= William Acland Douglas Anderson =

Australian politician

William Acland Douglas Anderson,

(31 October 1829 – 23 January 1882) was an English-born politician and goldfields commissioner in colonial Victoria, Australia.

==Biography==
Anderson was born in Blackburn, Lancashire, England, the son of Lieut.-Colonel Joseph Anderson C.B., K.H. and his wife Mary, née Campbell. Early in life he came out with his father to Sydney and received a portion of his education there.

In April 1846 Anderson joined his father in the 50th (Queen's Own) Regiment of Foot in India as an ensign and was promoted to lieutenant on 26 August 1848. In June 1852 he transferred to the 65th (2nd Yorkshire, North Riding) Regiment of Foot (then based in New Zealand) and was promoted to the rank of captain. Anderson then took leave to Victoria, where his parents were located. From 12 July 1853 to April 1855 he was appointed a Commissioner of Goldfields in Victoria. He sold his army commission in March 1854. For a year from May 1856 he was a commissioner for Melbourne's sewers and water supply. From November 1856 to November 1858 Anderson was member for Evelyn and Mornington in the Victorian Legislative Assembly. He was regarded as a moderate and supported the William Haines ministries.

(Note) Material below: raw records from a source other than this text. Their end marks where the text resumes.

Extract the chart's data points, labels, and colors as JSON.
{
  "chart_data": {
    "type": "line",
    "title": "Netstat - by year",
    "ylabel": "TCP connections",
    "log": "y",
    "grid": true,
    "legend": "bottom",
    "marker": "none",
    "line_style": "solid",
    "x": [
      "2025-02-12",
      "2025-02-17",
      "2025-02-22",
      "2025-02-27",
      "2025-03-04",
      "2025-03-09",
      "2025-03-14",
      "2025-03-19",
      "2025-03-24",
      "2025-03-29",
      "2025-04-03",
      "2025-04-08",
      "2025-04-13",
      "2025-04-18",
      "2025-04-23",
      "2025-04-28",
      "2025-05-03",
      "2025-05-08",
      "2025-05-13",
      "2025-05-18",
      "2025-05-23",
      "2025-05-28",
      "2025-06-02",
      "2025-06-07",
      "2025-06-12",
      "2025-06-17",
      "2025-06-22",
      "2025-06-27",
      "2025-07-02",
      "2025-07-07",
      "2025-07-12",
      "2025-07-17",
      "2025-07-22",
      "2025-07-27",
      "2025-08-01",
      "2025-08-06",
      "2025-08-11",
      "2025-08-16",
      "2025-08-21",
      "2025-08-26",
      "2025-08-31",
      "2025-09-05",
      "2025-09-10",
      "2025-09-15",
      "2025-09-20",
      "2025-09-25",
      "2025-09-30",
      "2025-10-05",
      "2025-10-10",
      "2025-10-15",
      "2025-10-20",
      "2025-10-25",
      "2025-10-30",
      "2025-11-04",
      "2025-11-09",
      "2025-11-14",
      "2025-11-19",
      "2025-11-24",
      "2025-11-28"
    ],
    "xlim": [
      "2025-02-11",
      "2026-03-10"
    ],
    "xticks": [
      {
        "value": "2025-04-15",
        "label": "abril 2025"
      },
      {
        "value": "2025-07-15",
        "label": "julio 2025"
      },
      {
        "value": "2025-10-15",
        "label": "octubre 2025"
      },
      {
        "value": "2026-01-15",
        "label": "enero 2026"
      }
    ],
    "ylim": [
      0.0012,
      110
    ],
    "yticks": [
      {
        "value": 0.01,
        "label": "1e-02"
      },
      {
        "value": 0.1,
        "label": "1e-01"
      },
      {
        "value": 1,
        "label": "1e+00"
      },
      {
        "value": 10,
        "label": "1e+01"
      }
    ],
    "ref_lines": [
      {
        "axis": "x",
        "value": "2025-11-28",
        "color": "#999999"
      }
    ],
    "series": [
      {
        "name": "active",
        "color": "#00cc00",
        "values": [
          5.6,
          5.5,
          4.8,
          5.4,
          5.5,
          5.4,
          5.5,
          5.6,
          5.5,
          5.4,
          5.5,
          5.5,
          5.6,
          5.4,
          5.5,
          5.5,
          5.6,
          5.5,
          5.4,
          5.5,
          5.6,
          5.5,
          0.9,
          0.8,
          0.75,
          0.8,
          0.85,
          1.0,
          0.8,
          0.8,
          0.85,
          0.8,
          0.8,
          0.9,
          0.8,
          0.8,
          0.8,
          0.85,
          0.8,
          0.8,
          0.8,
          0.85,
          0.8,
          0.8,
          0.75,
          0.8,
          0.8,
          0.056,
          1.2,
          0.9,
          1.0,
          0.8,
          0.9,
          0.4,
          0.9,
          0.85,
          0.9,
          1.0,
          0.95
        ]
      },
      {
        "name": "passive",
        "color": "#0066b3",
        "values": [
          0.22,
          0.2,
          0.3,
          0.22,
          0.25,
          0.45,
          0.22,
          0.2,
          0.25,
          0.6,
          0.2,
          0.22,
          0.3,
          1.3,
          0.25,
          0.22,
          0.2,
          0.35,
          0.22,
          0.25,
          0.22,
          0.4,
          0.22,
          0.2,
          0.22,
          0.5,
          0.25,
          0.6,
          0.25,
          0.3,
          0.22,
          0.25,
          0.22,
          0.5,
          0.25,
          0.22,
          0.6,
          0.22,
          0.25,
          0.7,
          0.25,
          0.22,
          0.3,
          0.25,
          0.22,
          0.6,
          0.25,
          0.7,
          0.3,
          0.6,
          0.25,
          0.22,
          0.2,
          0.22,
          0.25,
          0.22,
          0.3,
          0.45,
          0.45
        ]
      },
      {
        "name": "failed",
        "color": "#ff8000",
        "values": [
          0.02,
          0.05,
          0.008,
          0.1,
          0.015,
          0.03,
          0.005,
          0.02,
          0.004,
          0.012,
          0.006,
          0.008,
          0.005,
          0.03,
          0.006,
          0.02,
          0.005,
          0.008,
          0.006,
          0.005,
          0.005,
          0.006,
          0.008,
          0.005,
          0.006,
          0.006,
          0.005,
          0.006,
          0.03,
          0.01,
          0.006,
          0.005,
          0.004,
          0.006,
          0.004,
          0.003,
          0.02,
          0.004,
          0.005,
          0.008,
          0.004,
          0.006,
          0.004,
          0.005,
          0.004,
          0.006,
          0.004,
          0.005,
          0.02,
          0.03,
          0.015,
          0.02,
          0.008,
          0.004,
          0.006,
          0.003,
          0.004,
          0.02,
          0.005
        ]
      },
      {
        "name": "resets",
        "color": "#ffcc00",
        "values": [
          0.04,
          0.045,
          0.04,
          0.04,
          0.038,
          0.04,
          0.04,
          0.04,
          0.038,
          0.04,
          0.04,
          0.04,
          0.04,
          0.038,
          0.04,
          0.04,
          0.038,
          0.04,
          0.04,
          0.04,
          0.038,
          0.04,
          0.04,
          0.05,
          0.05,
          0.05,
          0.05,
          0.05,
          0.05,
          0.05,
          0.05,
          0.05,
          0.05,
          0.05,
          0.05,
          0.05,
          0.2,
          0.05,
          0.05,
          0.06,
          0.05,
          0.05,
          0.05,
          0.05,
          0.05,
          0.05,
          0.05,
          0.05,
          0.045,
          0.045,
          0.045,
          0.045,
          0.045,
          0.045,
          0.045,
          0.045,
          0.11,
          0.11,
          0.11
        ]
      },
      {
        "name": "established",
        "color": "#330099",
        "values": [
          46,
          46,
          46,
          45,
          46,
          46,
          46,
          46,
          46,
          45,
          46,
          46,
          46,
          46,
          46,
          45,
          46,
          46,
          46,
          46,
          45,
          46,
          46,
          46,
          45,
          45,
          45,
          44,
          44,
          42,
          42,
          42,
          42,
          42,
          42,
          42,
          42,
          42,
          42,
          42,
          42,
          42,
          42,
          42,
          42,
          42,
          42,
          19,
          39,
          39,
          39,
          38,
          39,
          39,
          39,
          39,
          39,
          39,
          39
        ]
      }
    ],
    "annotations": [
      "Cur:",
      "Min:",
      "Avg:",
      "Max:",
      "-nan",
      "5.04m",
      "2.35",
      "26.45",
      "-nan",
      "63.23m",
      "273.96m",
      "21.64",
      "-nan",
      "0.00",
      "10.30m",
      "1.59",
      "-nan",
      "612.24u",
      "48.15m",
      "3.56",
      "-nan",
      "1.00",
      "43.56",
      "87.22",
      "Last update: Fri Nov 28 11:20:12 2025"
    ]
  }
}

Anderson was the real founder of volunteer forces of Victoria for in 1855 he raised a rifle corps in Melbourne, which was not only the first in Victoria, but probably the first in Australia. Anderson was appointed Lieutenant-Colonel commanding the 1st Melbourne Rifles. On 21 March 1862, when Colonel Pitt was called to the New Zealand War, Lieutenant Colonel Anderson was elevated to the position of colonel-commandant of all the Victorian volunteer force, including the administration of the naval branch.

Anderson attended the commission on colonial defences which met in Sydney in 1881. Anderson died on 23 January 1882 at his home in South Yarra.
Anderson had married Caroline née Davidson on 1 May 1856. They had four children: daughters Mary and Fairlie, and sons Acland Alfred Gordon and Douglas.